Bartoszewicz Jakub M, Seidel Anja, Renard Bernhard Y
Bioinformatics (MF1), Department of Methodology and Research Infrastructure, Robert Koch Institute, 13353 Berlin, Germany.
NAR Genom Bioinform. 2021 Feb 1;3(1):lqab004. doi: 10.1093/nargab/lqab004. eCollection 2021 Mar.
Viruses evolve extremely quickly, so reliable methods for viral host prediction are necessary to safeguard biosecurity and biosafety alike. Novel human-infecting viruses are difficult to detect with standard bioinformatics workflows. Here, we predict whether a virus can infect humans directly from next-generation sequencing reads. We show that deep neural architectures significantly outperform both shallow machine learning and standard, homology-based algorithms, cutting the error rates in half and generalizing to taxonomic units distant from those presented during training. Further, we develop a suite of interpretability tools and show that it can be applied also to other models beyond the host prediction task. We propose a new approach for convolutional filter visualization to disentangle the information content of each nucleotide from its contribution to the final classification decision. Nucleotide-resolution maps of the learned associations between pathogen genomes and the infectious phenotype can be used to detect regions of interest in novel agents, for example, the SARS-CoV-2 coronavirus, unknown before it caused a COVID-19 pandemic in 2020. All methods presented here are implemented as easy-to-install packages not only enabling analysis of NGS datasets without requiring any deep learning skills, but also allowing advanced users to easily train and explain new models for genomics.

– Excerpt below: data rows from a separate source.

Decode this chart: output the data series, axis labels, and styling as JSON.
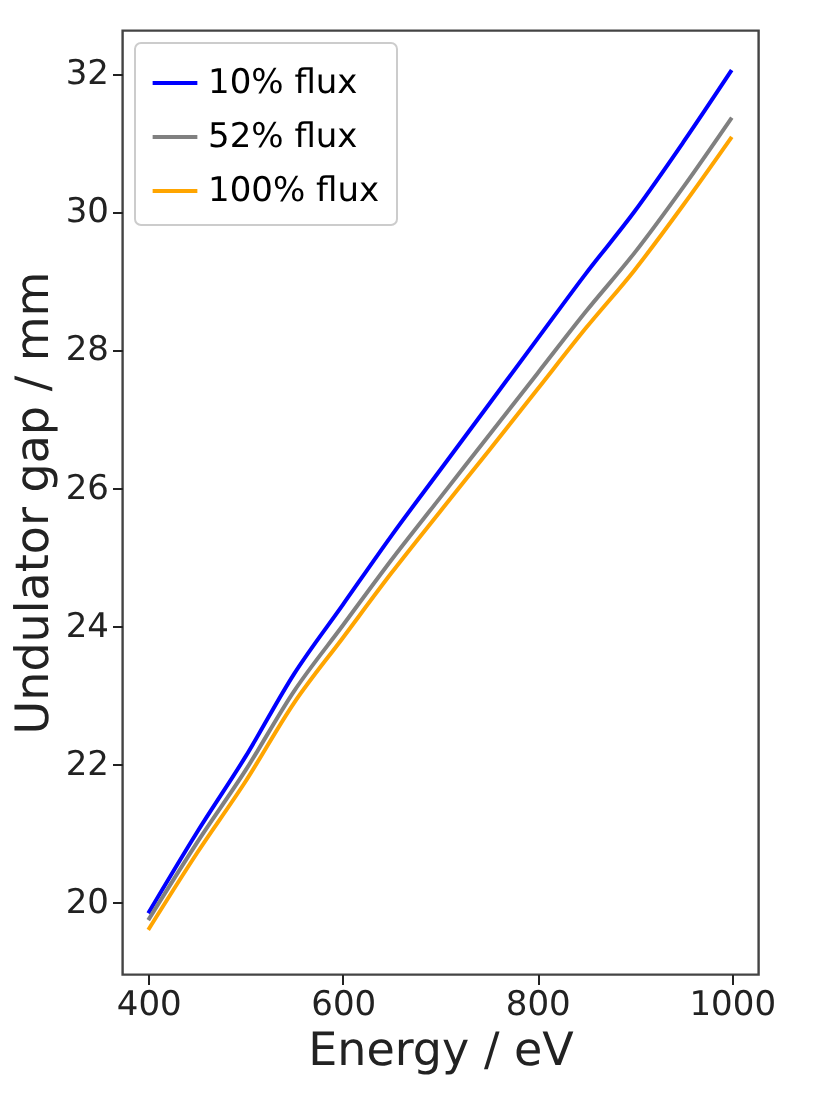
{
  "chart_data": {
    "type": "line",
    "xlabel": "Energy / eV",
    "ylabel": "Undulator gap / mm",
    "x": [
      400,
      450,
      500,
      550,
      600,
      650,
      700,
      750,
      800,
      850,
      900,
      950,
      1000
    ],
    "series": [
      {
        "name": "10% flux",
        "color": "#0000ff",
        "values": [
          19.83,
          21.0,
          22.1,
          23.3,
          24.3,
          25.3,
          26.25,
          27.2,
          28.15,
          29.1,
          30.0,
          31.0,
          32.05
        ]
      },
      {
        "name": "52% flux",
        "color": "#808080",
        "values": [
          19.73,
          20.85,
          21.9,
          23.05,
          24.0,
          24.95,
          25.85,
          26.75,
          27.65,
          28.55,
          29.4,
          30.35,
          31.36
        ]
      },
      {
        "name": "100% flux",
        "color": "#ffa500",
        "values": [
          19.59,
          20.7,
          21.74,
          22.88,
          23.82,
          24.76,
          25.65,
          26.53,
          27.42,
          28.31,
          29.15,
          30.09,
          31.08
        ]
      }
    ],
    "xlim": [
      373,
      1027
    ],
    "ylim": [
      18.95,
      32.63
    ],
    "xticks": [
      400,
      600,
      800,
      1000
    ],
    "yticks": [
      20,
      22,
      24,
      26,
      28,
      30,
      32
    ],
    "grid": false,
    "legend": "top left",
    "marker": "none",
    "line_style": "solid"
  }
}
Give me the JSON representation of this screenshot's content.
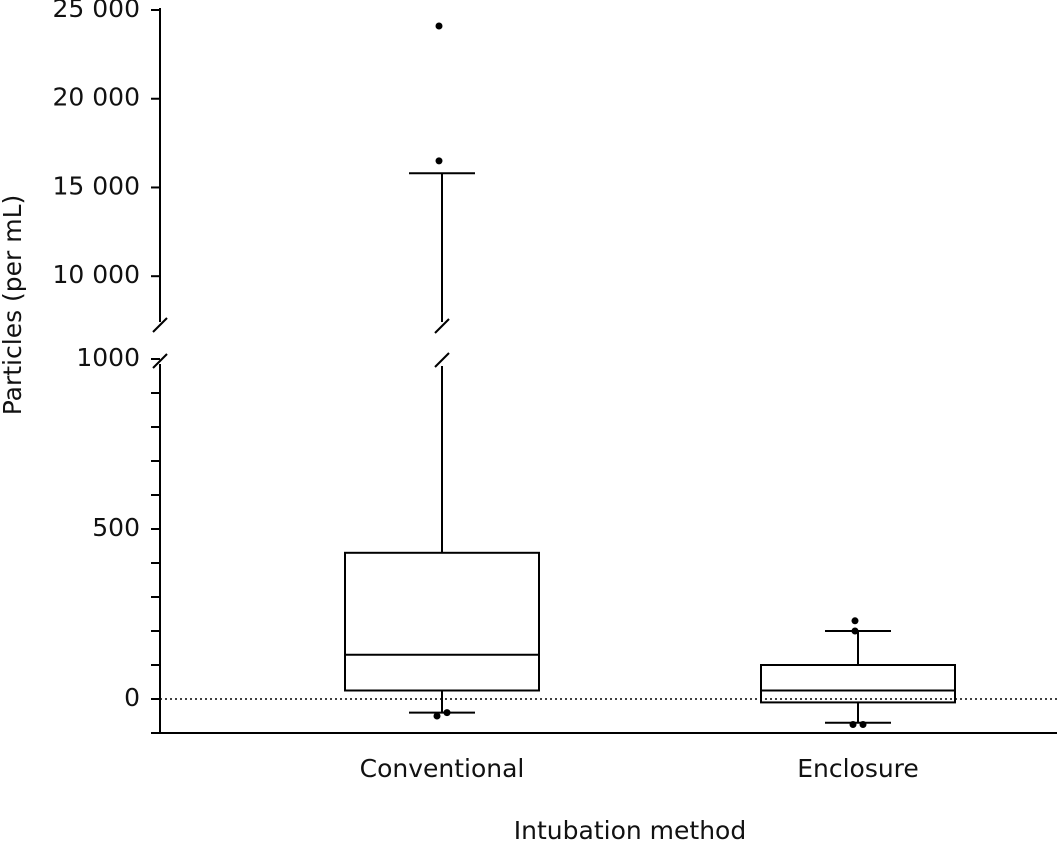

病毒进化速度极快,因此可靠的病毒宿主预测方法对于保障生物安全和生物安保都十分必要。新型人类感染病毒很难通过标准的生物信息学工作流程检测出来。在此,我们直接从二代测序读段预测一种病毒是否能感染人类。我们表明,深度神经网络架构显著优于浅层机器学习和基于同源性的标准算法,将错误率降低了一半,并能推广到与训练期间所呈现的分类单元距离较远的分类单元。此外,我们开发了一套可解释性工具,并表明它也可应用于宿主预测任务之外的其他模型。我们提出了一种用于卷积滤波器可视化的新方法,以从每个核苷酸对最终分类决策的贡献中解析出其信息内容。病原体基因组与感染表型之间习得关联的核苷酸分辨率图谱可用于检测新型病原体中的感兴趣区域,例如,2020年导致COVID-19大流行之前未知的严重急性呼吸综合征冠状病毒2(SARS-CoV-2)。本文介绍的所有方法都实现为易于安装的软件包,不仅无需任何深度学习技能就能对二代测序数据集进行分析,还允许高级用户轻松训练和解释新的基因组学模型。